Açıklanan nedenle temyiz isteminin kabulü ile yeniden bir karar verilmek üzere Vergi Mahkemesi kararının bozulması gerektiği düşünülmektedir.
Tetkik Hakimi …’ın Düşüncesi : Davacı şirketin iddiaları doğrultusunda inşaatlarda kullanılan malzeme miktarının tespiti amacıyla bir bilirkişi incelemesi yaptırılması ve bu incelemenin sonucuna göre gider kaydının değerlendirilmesi gerektiğinden temyiz isteminin kabulüyle, mahkeme kararının bozulması gerektiği düşünülmektedir.

TÜRK MİLLETİ ADINA
Hüküm veren Danıştay Dördüncü Dairesince gereği görüşüldü:
İnşaat taahhüt işiyle uğraşan davacı şirketin satın aldığı inşaat malzemeleri ile yaptığı giderlerin bir kısmı için fatura almadığı, temin ettiği gerçeğe uygun olmayan faturaları yasal defterlerine inşaat maliyeti olarak kaydettiği ileri sürülerek ilgili yılda yapılan taahhüt işine ilişkin gider ve malzeme alış faturaları arasında gerçek mal ve hizmet teslimi yapmadığı belirtilen kişi ve firmalara ait faturalar giderler arasından çıkartılmış ve saptanan matrah farkı üzerinden tarhiyat yapılmıştır.
Tarhiyatın kaldırılması istemiyle açılan davada mahkemece, inceleme raporundaki gerçeğe uygun belge düzenlemediği kabul edilen mükellefler nezdinde yapılan araştırmalardan söz edilerek, bu tespitlerin davacı şirketin gider kayıtlarının gerçek olmadığını ortaya koyduğu sonucuna varılmıştır.

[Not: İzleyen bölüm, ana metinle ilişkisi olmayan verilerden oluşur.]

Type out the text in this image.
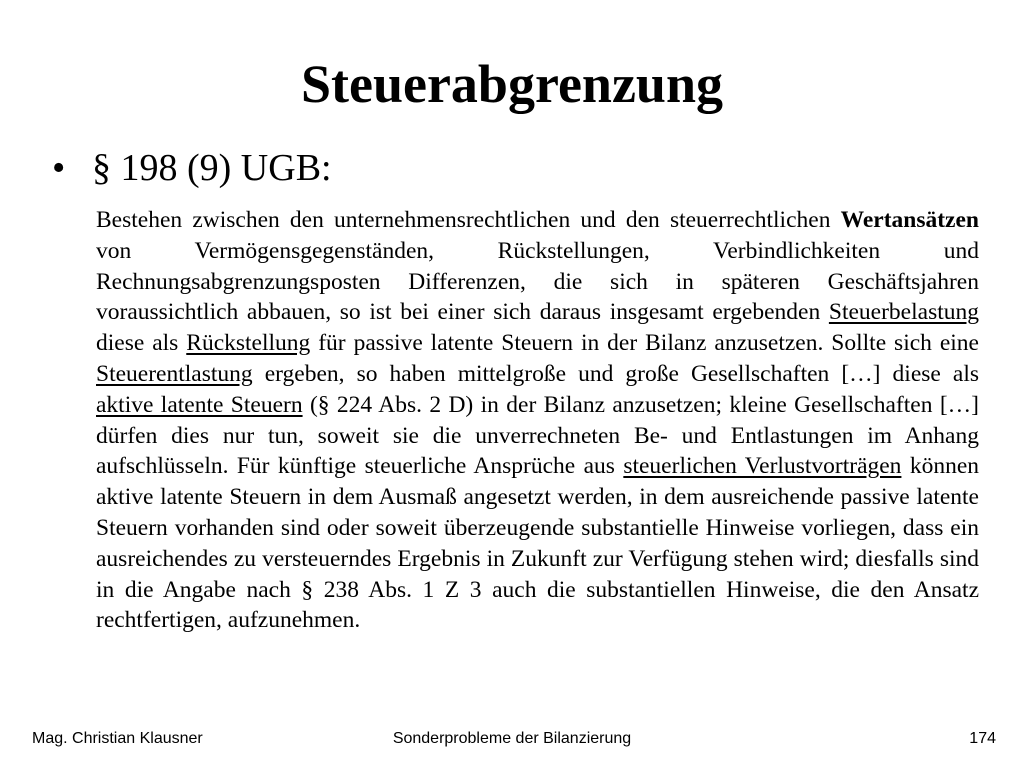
Steuerabgrenzung
• § 198 (9) UGB:
Bestehen zwischen den unternehmensrechtlichen und den steuerrechtlichen Wertansätzen von Vermögensgegenständen, Rückstellungen, Verbindlichkeiten und Rechnungsabgrenzungsposten Differenzen, die sich in späteren Geschäftsjahren voraussichtlich abbauen, so ist bei einer sich daraus insgesamt ergebenden Steuerbelastung diese als Rückstellung für passive latente Steuern in der Bilanz anzusetzen. Sollte sich eine Steuerentlastung ergeben, so haben mittelgroße und große Gesellschaften […] diese als aktive latente Steuern (§ 224 Abs. 2 D) in der Bilanz anzusetzen; kleine Gesellschaften […] dürfen dies nur tun, soweit sie die unverrechneten Be- und Entlastungen im Anhang aufschlüsseln. Für künftige steuerliche Ansprüche aus steuerlichen Verlustvorträgen können aktive latente Steuern in dem Ausmaß angesetzt werden, in dem ausreichende passive latente Steuern vorhanden sind oder soweit überzeugende substantielle Hinweise vorliegen, dass ein ausreichendes zu versteuerndes Ergebnis in Zukunft zur Verfügung stehen wird; diesfalls sind in die Angabe nach § 238 Abs. 1 Z 3 auch die substantiellen Hinweise, die den Ansatz rechtfertigen, aufzunehmen.
Mag. Christian Klausner	Sonderprobleme der Bilanzierung	174
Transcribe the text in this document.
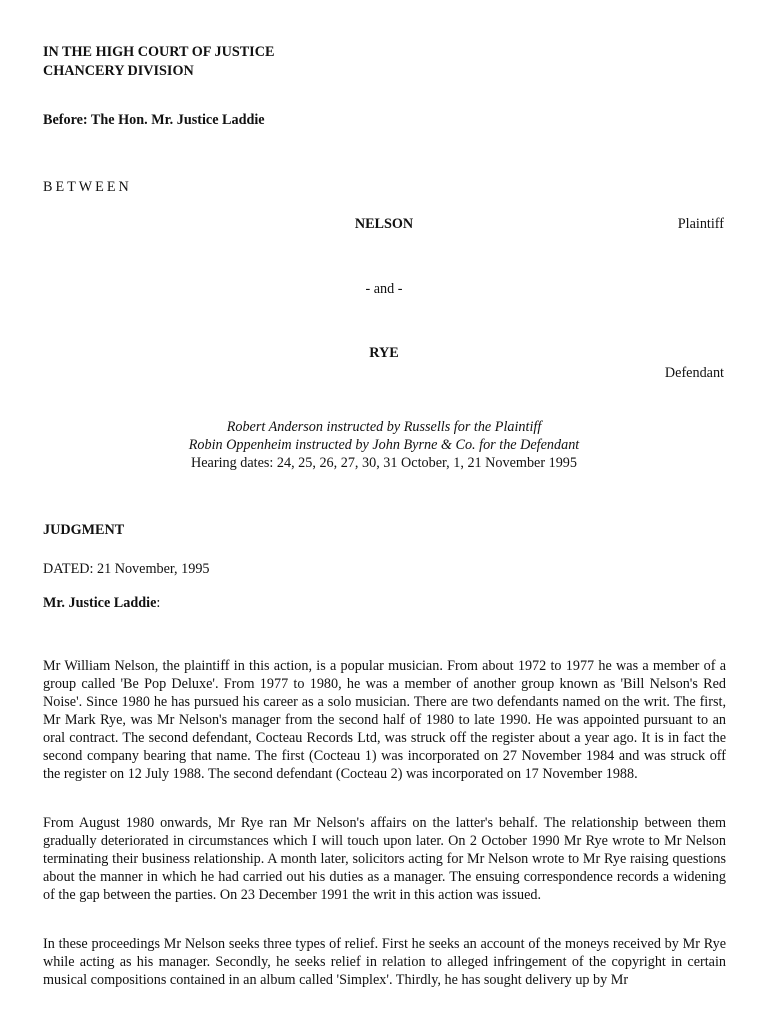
IN THE HIGH COURT OF JUSTICE
CHANCERY DIVISION
Before: The Hon. Mr. Justice Laddie
BETWEEN
NELSON	Plaintiff
- and -
RYE
Defendant
Robert Anderson instructed by Russells for the Plaintiff
Robin Oppenheim instructed by John Byrne & Co. for the Defendant
Hearing dates: 24, 25, 26, 27, 30, 31 October, 1, 21 November 1995
JUDGMENT
DATED: 21 November, 1995
Mr. Justice Laddie:

Mr William Nelson, the plaintiff in this action, is a popular musician. From about 1972 to 1977 he was a member of a group called 'Be Pop Deluxe'. From 1977 to 1980, he was a member of another group known as 'Bill Nelson's Red Noise'. Since 1980 he has pursued his career as a solo musician. There are two defendants named on the writ. The first, Mr Mark Rye, was Mr Nelson's manager from the second half of 1980 to late 1990. He was appointed pursuant to an oral contract. The second defendant, Cocteau Records Ltd, was struck off the register about a year ago. It is in fact the second company bearing that name. The first (Cocteau 1) was incorporated on 27 November 1984 and was struck off the register on 12 July 1988. The second defendant (Cocteau 2) was incorporated on 17 November 1988.

From August 1980 onwards, Mr Rye ran Mr Nelson's affairs on the latter's behalf. The relationship between them gradually deteriorated in circumstances which I will touch upon later. On 2 October 1990 Mr Rye wrote to Mr Nelson terminating their business relationship. A month later, solicitors acting for Mr Nelson wrote to Mr Rye raising questions about the manner in which he had carried out his duties as a manager. The ensuing correspondence records a widening of the gap between the parties. On 23 December 1991 the writ in this action was issued.

In these proceedings Mr Nelson seeks three types of relief. First he seeks an account of the moneys received by Mr Rye while acting as his manager. Secondly, he seeks relief in relation to alleged infringement of the copyright in certain musical compositions contained in an album called 'Simplex'. Thirdly, he has sought delivery up by Mr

Davacı şirket ise, ilgili dönemde iki kooperatifin inşaat işlerinin tamamlandığı, yıllara sari bu inşaatlara ait hakediş raporlarından inşaatın yapımında kullanılacak malzeme ve giderlerinin tespitinin mümkün olduğu, dolayısıyla gider kayıtlarının gerçekliğinin bu şekilde anlaşılacağını öne sürmüştür.

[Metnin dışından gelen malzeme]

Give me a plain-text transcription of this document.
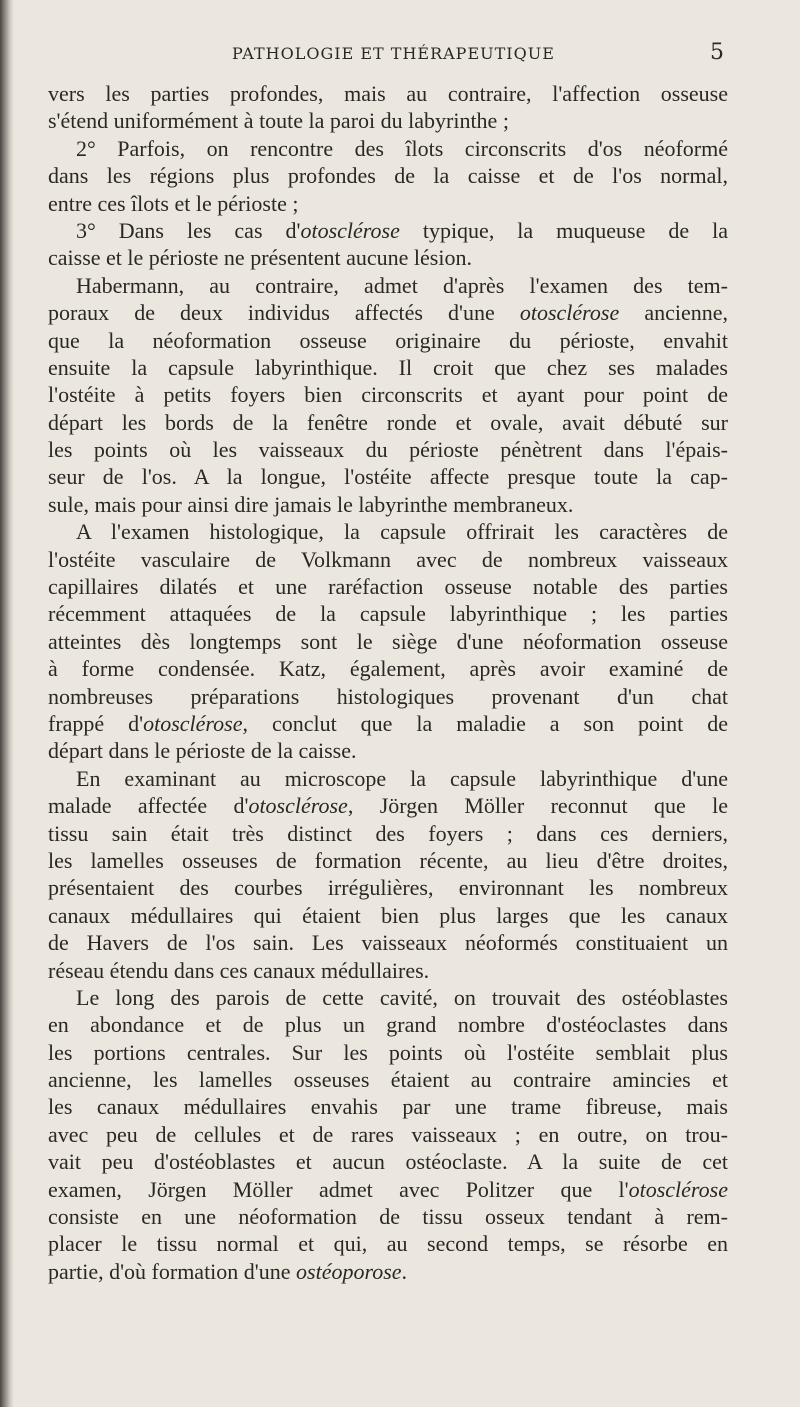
PATHOLOGIE ET THÉRAPEUTIQUE	5
vers les parties profondes, mais au contraire, l'affection osseuse
s'étend uniformément à toute la paroi du labyrinthe ;
2° Parfois, on rencontre des îlots circonscrits d'os néoformé
dans les régions plus profondes de la caisse et de l'os normal,
entre ces îlots et le périoste ;
3° Dans les cas d'otosclérose typique, la muqueuse de la
caisse et le périoste ne présentent aucune lésion.
Habermann, au contraire, admet d'après l'examen des tem-
poraux de deux individus affectés d'une otosclérose ancienne,
que la néoformation osseuse originaire du périoste, envahit
ensuite la capsule labyrinthique. Il croit que chez ses malades
l'ostéite à petits foyers bien circonscrits et ayant pour point de
départ les bords de la fenêtre ronde et ovale, avait débuté sur
les points où les vaisseaux du périoste pénètrent dans l'épais-
seur de l'os. A la longue, l'ostéite affecte presque toute la cap-
sule, mais pour ainsi dire jamais le labyrinthe membraneux.
A l'examen histologique, la capsule offrirait les caractères de
l'ostéite vasculaire de Volkmann avec de nombreux vaisseaux
capillaires dilatés et une raréfaction osseuse notable des parties
récemment attaquées de la capsule labyrinthique ; les parties
atteintes dès longtemps sont le siège d'une néoformation osseuse
à forme condensée. Katz, également, après avoir examiné de
nombreuses préparations histologiques provenant d'un chat
frappé d'otosclérose, conclut que la maladie a son point de
départ dans le périoste de la caisse.
En examinant au microscope la capsule labyrinthique d'une
malade affectée d'otosclérose, Jörgen Möller reconnut que le
tissu sain était très distinct des foyers ; dans ces derniers,
les lamelles osseuses de formation récente, au lieu d'être droites,
présentaient des courbes irrégulières, environnant les nombreux
canaux médullaires qui étaient bien plus larges que les canaux
de Havers de l'os sain. Les vaisseaux néoformés constituaient un
réseau étendu dans ces canaux médullaires.
Le long des parois de cette cavité, on trouvait des ostéoblastes
en abondance et de plus un grand nombre d'ostéoclastes dans
les portions centrales. Sur les points où l'ostéite semblait plus
ancienne, les lamelles osseuses étaient au contraire amincies et
les canaux médullaires envahis par une trame fibreuse, mais
avec peu de cellules et de rares vaisseaux ; en outre, on trou-
vait peu d'ostéoblastes et aucun ostéoclaste. A la suite de cet
examen, Jörgen Möller admet avec Politzer que l'otosclérose
consiste en une néoformation de tissu osseux tendant à rem-
placer le tissu normal et qui, au second temps, se résorbe en
partie, d'où formation d'une ostéoporose.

Bu durumda inşaat taahhüt işi yapan davacı şirketin yapımını gerçekleştirdiği inşaatlarda kullanılabilecek malzeme miktarının tespit edilerek davacı şirketin gider kayıtlarının buna göre eleştirisinin yapılması zorunlu bulunmaktadır. 2577 sayılı İdari Yargılama Usulü Kanunu’nun 31 nci maddesinin yollamada bulunduğu Hukuk Usulü Muhakemeleri Kanunu’nun 175-286 ncı maddeleri uyarınca konunun çözümü özel ve teknik bir bilgiyi gerektirdiğinden mahkemece, bu hususların tespitinin bir bilirkişi aracılığıyla yapılması ve bunun sonucuna göre bir karar verilmesi gerektiğinden, tarhiyatın kaldırılması istemiyle açılan davanın reddine ilişkin mahkeme kararında isabet görülmemiştir.
Bu nedenle, … Vergi Mahkemesinin … günlü ve E:…, K:… sayılı kararının bozulmasına 15.3.1999 gününde oybirliğiyle karar verildi.